EPA officials have said they stepped into the permitting process because federal law requires them to do so if state regulatory agencies like the DEP and other federal bodies, such as the U.S. Army Corps of Engineers, are not properly protecting water quality.

In perhaps its most significant move, the EPA announced new electrical conductivity guidance in April intended to force coal operators to rework mining plans to reduce discharges of chlorides, sulfides and dissolved solids that can harm aquatic life.

EPA Administrator Lisa P. Jackson had said "no or very few valley fills" likely would be approved under the policy, but last month drew criticism from environmental groups when the policy allowed a new mine in Logan County to move forward.

In its guidance, the DEP complained that the EPA conductivity policy was using "an overbroad, generic criterion . . . to set unattainable limits."

The DEP also said state officials want to define "significant adverse impact," not as "a change in the numbers or makeup of the benthic macroinvertebrate community in a segment of a water body downstream from a point source discharge," but instead as a "material decline in the overall health of an aquatic ecosystem."

Still, the DEP guidance bases permitting decisions in large part on the state's preferred scoring system for stream health, rather than a more sophisticated method the EPA says helps prevent pollution-tolerant aquatic life from masking overall impacts.

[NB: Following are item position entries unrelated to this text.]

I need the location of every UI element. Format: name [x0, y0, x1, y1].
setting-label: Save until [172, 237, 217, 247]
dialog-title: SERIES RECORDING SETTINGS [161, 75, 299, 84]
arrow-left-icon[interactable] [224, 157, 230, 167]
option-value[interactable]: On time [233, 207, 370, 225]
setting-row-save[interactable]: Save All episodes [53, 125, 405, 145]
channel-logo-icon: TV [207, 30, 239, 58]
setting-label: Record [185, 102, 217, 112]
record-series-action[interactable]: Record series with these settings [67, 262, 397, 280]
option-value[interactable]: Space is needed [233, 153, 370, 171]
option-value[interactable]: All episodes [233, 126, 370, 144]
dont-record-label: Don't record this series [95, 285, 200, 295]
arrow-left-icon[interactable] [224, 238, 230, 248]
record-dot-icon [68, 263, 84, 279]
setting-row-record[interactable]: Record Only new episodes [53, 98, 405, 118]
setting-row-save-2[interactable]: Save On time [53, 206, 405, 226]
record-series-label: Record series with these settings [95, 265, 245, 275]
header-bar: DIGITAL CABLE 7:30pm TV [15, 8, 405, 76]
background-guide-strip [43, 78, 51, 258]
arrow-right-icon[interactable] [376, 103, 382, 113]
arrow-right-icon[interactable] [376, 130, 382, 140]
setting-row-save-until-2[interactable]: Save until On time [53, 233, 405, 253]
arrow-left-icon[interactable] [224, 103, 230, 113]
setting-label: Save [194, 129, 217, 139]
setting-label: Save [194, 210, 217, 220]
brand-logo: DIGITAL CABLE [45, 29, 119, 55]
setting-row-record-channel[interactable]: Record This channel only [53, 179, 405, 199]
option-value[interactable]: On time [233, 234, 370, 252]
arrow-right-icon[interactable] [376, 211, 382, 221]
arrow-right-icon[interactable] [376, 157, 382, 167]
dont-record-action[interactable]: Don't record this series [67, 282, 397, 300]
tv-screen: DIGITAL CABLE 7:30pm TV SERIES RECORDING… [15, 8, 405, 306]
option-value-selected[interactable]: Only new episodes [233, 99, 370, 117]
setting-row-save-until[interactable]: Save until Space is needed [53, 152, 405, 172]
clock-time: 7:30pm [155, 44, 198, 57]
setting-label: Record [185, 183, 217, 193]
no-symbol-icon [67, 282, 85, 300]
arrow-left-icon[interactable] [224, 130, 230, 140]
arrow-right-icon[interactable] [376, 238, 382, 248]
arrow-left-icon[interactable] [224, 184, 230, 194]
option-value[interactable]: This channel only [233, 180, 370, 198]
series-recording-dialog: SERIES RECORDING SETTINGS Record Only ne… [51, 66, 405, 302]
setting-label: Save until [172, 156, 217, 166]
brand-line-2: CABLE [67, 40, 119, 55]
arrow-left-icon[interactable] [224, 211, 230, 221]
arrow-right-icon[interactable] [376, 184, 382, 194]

In a news release, the DEP said its guidance "will result in changes that are markedly different from how mining has been conducted for the last 30 years."

Huffman said in an interview that he doesn't know if the DEP guidance will reduce mining's environmental impacts or if it will be more or less restrictive than what the EPA has proposed.

"[The] EPA's document plays it safe, and gets to a place where impacts are minimal or zero," Huffman said, "and while I don't necessarily believe that's the best way for a developed society to operate, I don't know that our approach will be any less restrictive.

"No loss is best, but some loss has to be expected for this or any other activity to occur."